2:  not false or imitation :  real, actual <an authentic cockney accent>

3:  true to one’s own personality, spirit, or character <is sincere and authentic, with no pretensions>
    Merriam-Webster’s Collegiate(r) Dictionary, 11th Edition (c)2016 by Merriam-Webster, Inc. (www.Merriam-Webster.com).

Practice: If you know where you stand in regard to facts, reproduction farmhouses, Mexican fare and cockney accents, consider advancing to definition 3.

It’s the hard one, requiring as it does both awareness and action, as well as a tolerance for surprise: Who knew you had it in you to do that?


Perfect

With everything perfect, we do not ask how it came to be.
                 Nietzsche

25Paul den Hollander

Pain and disappointment lead us to ask “Why?”,  but not something we find perfect. Asking seems counterintuitive, even ungrateful. But ask. Please ask.

Practice: After a wonderful moment has passed, investigate it. What was the light like, the sound, the aroma? Who else was present? How did it resemble previous wonderful times?

Such information allows you to create  more times “with everything perfect.”

Related practices: The Only Spring, Alert Emptiness


Permission

You do not need a sabbatical or a grant to write a book.
                 Brian Doyle

grannyd

Nor anyone’s permission to do a whole host of things. At 89, Doris Haddock, pictured above, decided to walk from Los Angeles to Washington D.C. to publicize the need for campaign finance reform.

Practice: Asking yourself “What do I lack permission to do?” may not work.

Sneakier, and more effective, is urging others to do something they hesitate to do: play the harmonica or run a marathon; get a gizmo that works in theory to actually work, and then patent it. Give enough other people permission for long enough, and a pattern will emerge. That’s what you need permission to do.

Related Practices: No Easy Jobs, Please


Boredom

At least one aspect of boredom is a failure of perception. We can never be legitimately bored by the world. Moss, under a microscope, exceeds our imaginative and intellectual capacities.
                            Rivka Galchen

Focus, we are told. Bear down. Lean in. Boredom is a state to  avoid.

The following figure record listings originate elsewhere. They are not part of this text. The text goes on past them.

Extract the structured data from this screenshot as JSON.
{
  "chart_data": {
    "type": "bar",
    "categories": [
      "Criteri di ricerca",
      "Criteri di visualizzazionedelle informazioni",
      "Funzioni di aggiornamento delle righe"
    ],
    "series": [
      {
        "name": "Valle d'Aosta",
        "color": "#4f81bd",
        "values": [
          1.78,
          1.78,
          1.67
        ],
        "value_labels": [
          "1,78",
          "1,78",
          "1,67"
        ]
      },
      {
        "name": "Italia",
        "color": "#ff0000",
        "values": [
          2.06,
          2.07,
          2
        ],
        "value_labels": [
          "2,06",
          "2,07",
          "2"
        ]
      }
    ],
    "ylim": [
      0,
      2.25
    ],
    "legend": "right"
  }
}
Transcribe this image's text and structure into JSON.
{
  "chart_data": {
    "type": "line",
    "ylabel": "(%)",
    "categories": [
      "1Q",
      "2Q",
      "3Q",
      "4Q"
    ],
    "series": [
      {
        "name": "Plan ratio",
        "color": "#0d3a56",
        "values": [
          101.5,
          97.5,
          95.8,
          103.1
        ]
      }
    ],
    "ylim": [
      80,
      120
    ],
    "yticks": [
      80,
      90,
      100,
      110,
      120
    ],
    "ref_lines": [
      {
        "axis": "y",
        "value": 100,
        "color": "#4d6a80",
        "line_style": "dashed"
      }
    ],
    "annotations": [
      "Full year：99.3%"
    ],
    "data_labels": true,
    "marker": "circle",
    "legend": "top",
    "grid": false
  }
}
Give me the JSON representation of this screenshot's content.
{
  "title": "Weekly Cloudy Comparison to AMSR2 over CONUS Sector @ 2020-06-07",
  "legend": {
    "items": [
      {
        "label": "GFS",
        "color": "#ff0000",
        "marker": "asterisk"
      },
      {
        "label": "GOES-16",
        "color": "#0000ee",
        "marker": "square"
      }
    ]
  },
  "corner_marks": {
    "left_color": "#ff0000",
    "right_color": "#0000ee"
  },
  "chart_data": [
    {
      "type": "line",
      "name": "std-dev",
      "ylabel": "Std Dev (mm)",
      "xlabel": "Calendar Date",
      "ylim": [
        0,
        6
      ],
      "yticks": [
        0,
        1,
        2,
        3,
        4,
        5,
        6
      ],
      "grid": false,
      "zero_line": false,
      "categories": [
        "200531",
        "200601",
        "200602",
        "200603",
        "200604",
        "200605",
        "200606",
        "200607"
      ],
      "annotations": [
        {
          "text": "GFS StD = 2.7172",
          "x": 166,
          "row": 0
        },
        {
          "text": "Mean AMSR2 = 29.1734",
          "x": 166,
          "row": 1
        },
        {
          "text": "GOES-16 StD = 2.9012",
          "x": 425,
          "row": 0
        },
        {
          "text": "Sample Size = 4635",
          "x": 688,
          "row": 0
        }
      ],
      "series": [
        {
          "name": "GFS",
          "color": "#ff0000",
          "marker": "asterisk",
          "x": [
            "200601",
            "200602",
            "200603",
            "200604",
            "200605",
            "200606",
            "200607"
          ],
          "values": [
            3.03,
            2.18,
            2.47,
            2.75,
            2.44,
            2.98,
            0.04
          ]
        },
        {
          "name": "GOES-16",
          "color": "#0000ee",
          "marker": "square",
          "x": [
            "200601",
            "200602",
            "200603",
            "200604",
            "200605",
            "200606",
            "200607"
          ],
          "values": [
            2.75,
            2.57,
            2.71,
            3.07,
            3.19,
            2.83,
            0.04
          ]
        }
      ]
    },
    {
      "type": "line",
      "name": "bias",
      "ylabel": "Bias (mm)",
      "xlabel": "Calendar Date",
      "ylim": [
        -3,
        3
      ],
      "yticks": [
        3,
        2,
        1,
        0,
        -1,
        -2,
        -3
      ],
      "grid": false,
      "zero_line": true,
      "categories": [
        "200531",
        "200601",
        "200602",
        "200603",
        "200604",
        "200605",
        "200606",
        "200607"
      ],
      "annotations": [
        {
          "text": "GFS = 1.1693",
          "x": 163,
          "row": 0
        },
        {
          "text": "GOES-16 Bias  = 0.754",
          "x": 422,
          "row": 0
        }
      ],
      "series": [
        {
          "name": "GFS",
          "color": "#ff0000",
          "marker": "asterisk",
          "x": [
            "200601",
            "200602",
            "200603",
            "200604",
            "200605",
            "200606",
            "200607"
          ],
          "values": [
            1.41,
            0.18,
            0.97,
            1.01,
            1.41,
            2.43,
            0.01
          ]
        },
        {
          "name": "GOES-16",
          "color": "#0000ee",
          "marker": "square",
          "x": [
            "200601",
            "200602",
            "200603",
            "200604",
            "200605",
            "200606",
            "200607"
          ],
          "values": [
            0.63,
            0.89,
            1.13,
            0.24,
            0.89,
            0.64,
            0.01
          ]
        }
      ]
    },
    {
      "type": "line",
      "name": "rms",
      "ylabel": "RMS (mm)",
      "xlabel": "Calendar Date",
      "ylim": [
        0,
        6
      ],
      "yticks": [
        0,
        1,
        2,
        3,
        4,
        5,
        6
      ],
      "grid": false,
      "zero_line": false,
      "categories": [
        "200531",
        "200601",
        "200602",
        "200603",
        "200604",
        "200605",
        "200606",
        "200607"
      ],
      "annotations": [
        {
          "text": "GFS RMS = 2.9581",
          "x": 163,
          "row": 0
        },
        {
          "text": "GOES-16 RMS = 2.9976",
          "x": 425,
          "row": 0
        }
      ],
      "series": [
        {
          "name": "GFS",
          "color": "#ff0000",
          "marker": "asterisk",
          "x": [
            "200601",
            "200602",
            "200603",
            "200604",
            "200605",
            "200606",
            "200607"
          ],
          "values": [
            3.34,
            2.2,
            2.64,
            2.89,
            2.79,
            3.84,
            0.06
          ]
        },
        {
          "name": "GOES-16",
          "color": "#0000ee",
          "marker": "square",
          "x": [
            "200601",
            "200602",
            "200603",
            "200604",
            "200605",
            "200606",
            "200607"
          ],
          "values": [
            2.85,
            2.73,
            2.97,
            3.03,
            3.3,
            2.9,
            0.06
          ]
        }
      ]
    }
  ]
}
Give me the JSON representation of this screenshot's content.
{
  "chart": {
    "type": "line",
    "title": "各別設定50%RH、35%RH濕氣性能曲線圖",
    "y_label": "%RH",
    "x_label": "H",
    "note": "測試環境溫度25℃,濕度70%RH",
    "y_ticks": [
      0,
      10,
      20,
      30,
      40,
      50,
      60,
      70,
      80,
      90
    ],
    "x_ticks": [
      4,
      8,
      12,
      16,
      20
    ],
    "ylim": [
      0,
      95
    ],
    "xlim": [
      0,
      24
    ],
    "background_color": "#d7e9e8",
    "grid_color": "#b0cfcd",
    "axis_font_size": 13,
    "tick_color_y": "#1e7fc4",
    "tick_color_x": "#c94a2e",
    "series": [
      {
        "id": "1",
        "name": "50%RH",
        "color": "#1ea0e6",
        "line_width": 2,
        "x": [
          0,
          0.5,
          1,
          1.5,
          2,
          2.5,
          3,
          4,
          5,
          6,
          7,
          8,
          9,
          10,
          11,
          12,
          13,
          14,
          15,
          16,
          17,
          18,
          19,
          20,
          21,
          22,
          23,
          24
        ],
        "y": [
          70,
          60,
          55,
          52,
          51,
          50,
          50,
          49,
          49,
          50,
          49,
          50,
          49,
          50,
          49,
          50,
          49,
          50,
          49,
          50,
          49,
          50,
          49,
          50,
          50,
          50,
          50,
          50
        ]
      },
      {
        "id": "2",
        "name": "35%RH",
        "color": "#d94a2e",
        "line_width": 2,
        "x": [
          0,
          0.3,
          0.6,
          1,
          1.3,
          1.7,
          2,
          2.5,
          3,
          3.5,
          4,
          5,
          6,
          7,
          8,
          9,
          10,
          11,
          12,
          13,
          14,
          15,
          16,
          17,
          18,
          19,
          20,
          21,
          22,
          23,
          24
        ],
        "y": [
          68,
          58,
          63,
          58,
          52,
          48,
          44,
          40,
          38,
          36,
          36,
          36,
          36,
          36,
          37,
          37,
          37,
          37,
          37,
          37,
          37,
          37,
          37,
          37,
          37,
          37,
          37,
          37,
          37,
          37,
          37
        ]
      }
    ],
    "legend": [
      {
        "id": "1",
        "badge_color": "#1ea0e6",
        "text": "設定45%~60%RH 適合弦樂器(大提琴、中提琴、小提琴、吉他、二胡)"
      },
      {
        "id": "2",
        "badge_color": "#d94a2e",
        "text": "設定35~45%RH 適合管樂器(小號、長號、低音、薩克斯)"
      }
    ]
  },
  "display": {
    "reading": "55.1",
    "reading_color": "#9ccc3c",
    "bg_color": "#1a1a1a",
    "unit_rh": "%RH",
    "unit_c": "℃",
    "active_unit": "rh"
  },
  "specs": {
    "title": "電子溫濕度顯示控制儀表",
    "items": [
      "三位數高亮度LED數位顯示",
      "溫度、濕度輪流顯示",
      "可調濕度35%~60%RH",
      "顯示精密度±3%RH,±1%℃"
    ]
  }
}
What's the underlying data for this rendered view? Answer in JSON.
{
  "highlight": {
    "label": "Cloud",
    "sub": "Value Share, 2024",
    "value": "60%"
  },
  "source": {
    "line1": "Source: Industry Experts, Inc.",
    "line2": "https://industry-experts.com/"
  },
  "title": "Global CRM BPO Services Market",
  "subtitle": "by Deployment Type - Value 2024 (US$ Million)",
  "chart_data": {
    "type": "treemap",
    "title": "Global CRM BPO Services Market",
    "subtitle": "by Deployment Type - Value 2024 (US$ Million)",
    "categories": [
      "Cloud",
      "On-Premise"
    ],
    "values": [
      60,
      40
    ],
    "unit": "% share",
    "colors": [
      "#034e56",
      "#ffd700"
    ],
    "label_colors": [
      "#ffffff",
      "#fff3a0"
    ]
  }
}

Or a state to study. Boredom is worth looking at, in the same way a kaleidoscope is.

Practice: With so many lively patterns present, how has stasis become the one you focus on? What interests you about your loss of interest?

Related Practices: Vicarious, Alert emptiness


Intensify to Identify

She kept encouraging her mind to feel its discomfort, trying to let it intensify so she could identify what it was.
                            Thomas Perry

GettyImages-184313912

The pain that never bothers you enough to pay attention to it is your enemy — medically, psychologically, operationally.

Practice: Leaning into pain and allowing it to intensify is counterintuitive, to say the least. But it is this month’s practice.

Allowing a sensation to intensify is a way to gather information: You cannot address what you have not acknowledged.

Related Practices: Play, Contraries


The Only Spring

Every spring is the only spring, a perpetual astonishment.
                            Ellis Peters

Not only is it the only spring, no one appreciates it the exact way you do.

Practice: Sink more deeply into your own senses; they are what allows you to take in the season. Your sense of smell plus lilacs. Your visual acuity (or lack thereof ) and the changing angle of light.

The annuals that have started to crop up at the grocery store? They’re waving at you.